衣替えといえば、六月や十月の季節の変わり目に季節にあわせた服に入れ替える生活の行事。
最近では、環境の変化もあり、いつ衣替えをすべきか?そのタイミングが難しくなっています。
平安時代の更衣
平安時代の宮中では、四月一日と十月一日に、現在の衣替えに相当する「更衣」という行事がありました。
当時の貴族は四月一日から九月末日までのあいだは裏のない単衣を着用しました。
そして、十月一日から三月末日までは、綿入りの衣服である袷を用いたそうです。そのために四月一日の更衣は、「綿抜」ともよばれました。
一年に四度の衣替えが常識だった江戸時代
毎年一定の日取りを決めて、夏服と冬服とを使い分けるのは、湿度の高い日本の生活には便利でした。
だから更衣の習俗は、大名などの有力な武家にも広まりました。
江戸幕府では、年に四回の衣替えが行なわれました。これは江戸の町が寒かったために、四月一日から夏服にするのが季節にあわないとされたためです。
幕府では、端午の節句と同日にあたる五月五日から、八月晦日まで夏服が用いられました。
当時の一枚の布からなる夏服は、唯子(かたびら)とよばれます。

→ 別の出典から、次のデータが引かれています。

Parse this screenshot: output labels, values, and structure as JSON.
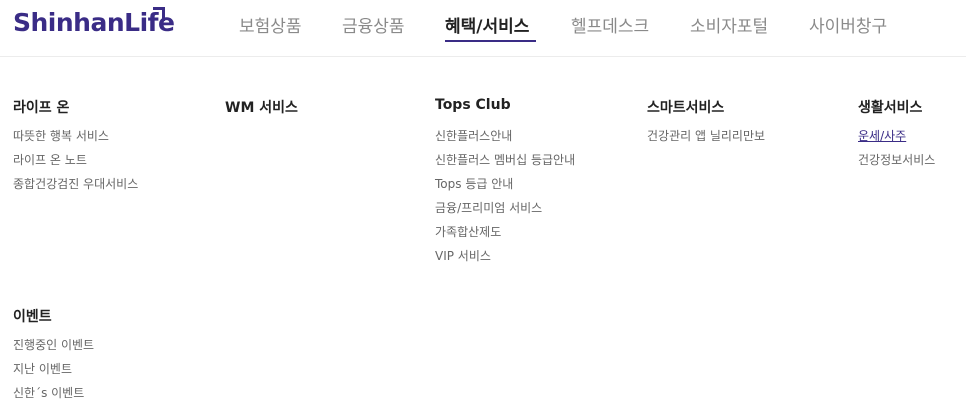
{
  "header": {
    "logo_text": "ShinhanLife",
    "nav": [
      {
        "label": "보험상품"
      },
      {
        "label": "금융상품"
      },
      {
        "label": "혜택/서비스"
      },
      {
        "label": "헬프데스크"
      },
      {
        "label": "소비자포털"
      },
      {
        "label": "사이버창구"
      }
    ]
  },
  "menu": {
    "columns": [
      {
        "title": "라이프 온",
        "items": [
          "따뜻한 행복 서비스",
          "라이프 온 노트",
          "종합건강검진 우대서비스"
        ]
      },
      {
        "title": "WM 서비스",
        "items": []
      },
      {
        "title": "Tops Club",
        "items": [
          "신한플러스안내",
          "신한플러스 멤버십 등급안내",
          "Tops 등급 안내",
          "금융/프리미엄 서비스",
          "가족합산제도",
          "VIP 서비스"
        ]
      },
      {
        "title": "스마트서비스",
        "items": [
          "건강관리 앱 닐리리만보"
        ]
      },
      {
        "title": "생활서비스",
        "items": [
          "운세/사주",
          "건강정보서비스"
        ]
      },
      {
        "title": "이벤트",
        "items": [
          "진행중인 이벤트",
          "지난 이벤트",
          "신한´s 이벤트"
        ]
      }
    ]
  }
}
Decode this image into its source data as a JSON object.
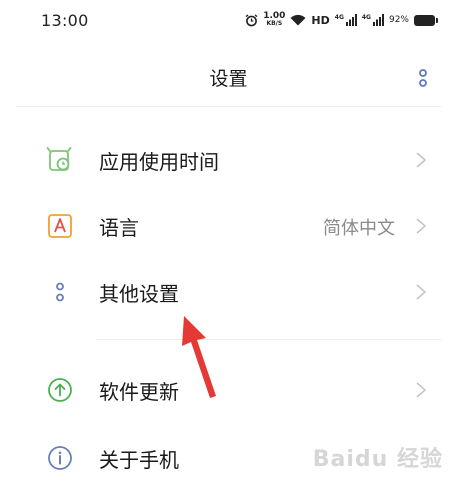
{
  "status_bar": {
    "time": "13:00",
    "net_speed_value": "1.00",
    "net_speed_unit": "KB/S",
    "hd": "HD",
    "sim1_label": "4G",
    "sim2_label": "4G",
    "battery": "92%",
    "icons": [
      "alarm-icon",
      "wifi-icon",
      "signal-icon",
      "battery-icon"
    ]
  },
  "header": {
    "title": "设置",
    "more_icon": "more-dots-icon"
  },
  "settings": {
    "items": [
      {
        "label": "应用使用时间",
        "value": "",
        "icon": "app-usage-timer-icon",
        "icon_color": "#7cc576"
      },
      {
        "label": "语言",
        "value": "简体中文",
        "icon": "language-icon",
        "icon_color": "#f0a030"
      },
      {
        "label": "其他设置",
        "value": "",
        "icon": "more-settings-icon",
        "icon_color": "#6a7fb8"
      },
      {
        "label": "软件更新",
        "value": "",
        "icon": "update-arrow-icon",
        "icon_color": "#4caf50"
      },
      {
        "label": "关于手机",
        "value": "",
        "icon": "info-icon",
        "icon_color": "#6a7fb8"
      }
    ]
  },
  "annotation": {
    "icon": "red-arrow-icon",
    "color": "#e53935"
  },
  "watermark": "Baidu 经验"
}
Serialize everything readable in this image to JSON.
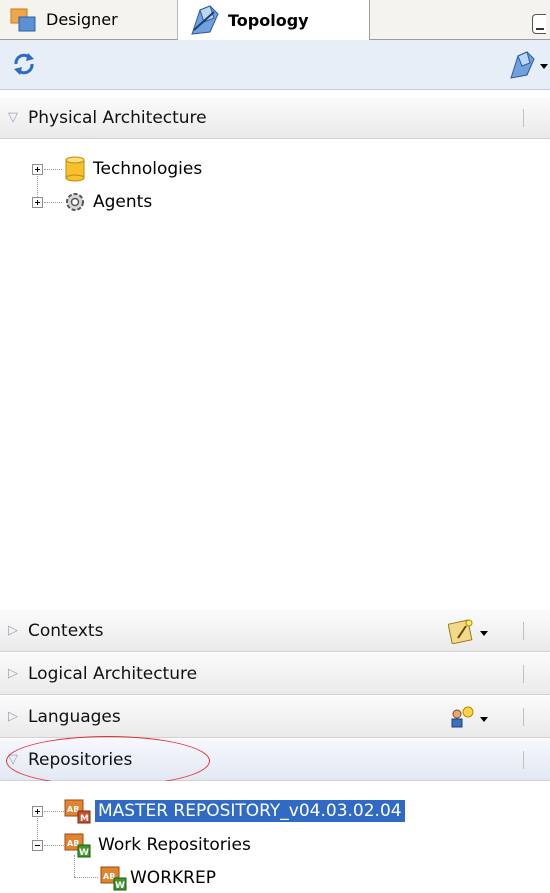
{
  "tabs": {
    "designer": "Designer",
    "topology": "Topology"
  },
  "toolbar": {
    "refresh_icon": "refresh-icon",
    "topology_menu_icon": "topology-icon"
  },
  "sections": {
    "physical_architecture": {
      "title": "Physical Architecture",
      "expanded": true
    },
    "contexts": {
      "title": "Contexts",
      "expanded": false
    },
    "logical_architecture": {
      "title": "Logical Architecture",
      "expanded": false
    },
    "languages": {
      "title": "Languages",
      "expanded": false
    },
    "repositories": {
      "title": "Repositories",
      "expanded": true,
      "highlighted": true
    }
  },
  "physical_tree": [
    {
      "label": "Technologies",
      "icon": "database-icon"
    },
    {
      "label": "Agents",
      "icon": "gear-icon"
    }
  ],
  "repositories_tree": {
    "master": "MASTER REPOSITORY_v04.03.02.04",
    "work_group": "Work Repositories",
    "work_items": [
      "WORKREP"
    ]
  },
  "colors": {
    "selection": "#316ac5",
    "annotation_circle": "#e83030",
    "toolbar_bg": "#e8eef7"
  }
}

そして四月一日から五月四日までの期間と、九月一日から九月八日までの期間に、袷(あわせ)が着用されました。
この時代の袷は裏地のついた衣服をさす言葉であり、平安時代の袷のような綿をつめたものではない。
そのため江戸時代には、九月九日から三月末日まで綿入れが用いられました。
このような年四回の衣替えは、冷暖房のない時代の和服で体温を調節するのにもっとも適したものでした。
そして明治時代以降に、洋装にあわせた六月一日と十月一日の衣替えが広まったのです。
このような衣替えは、おのおのが勝手な服装をとるのではなく一定の秩序に沿って、統一された服を着用することによって、一つの職場の人間の連帯感をつよめるためのものでした。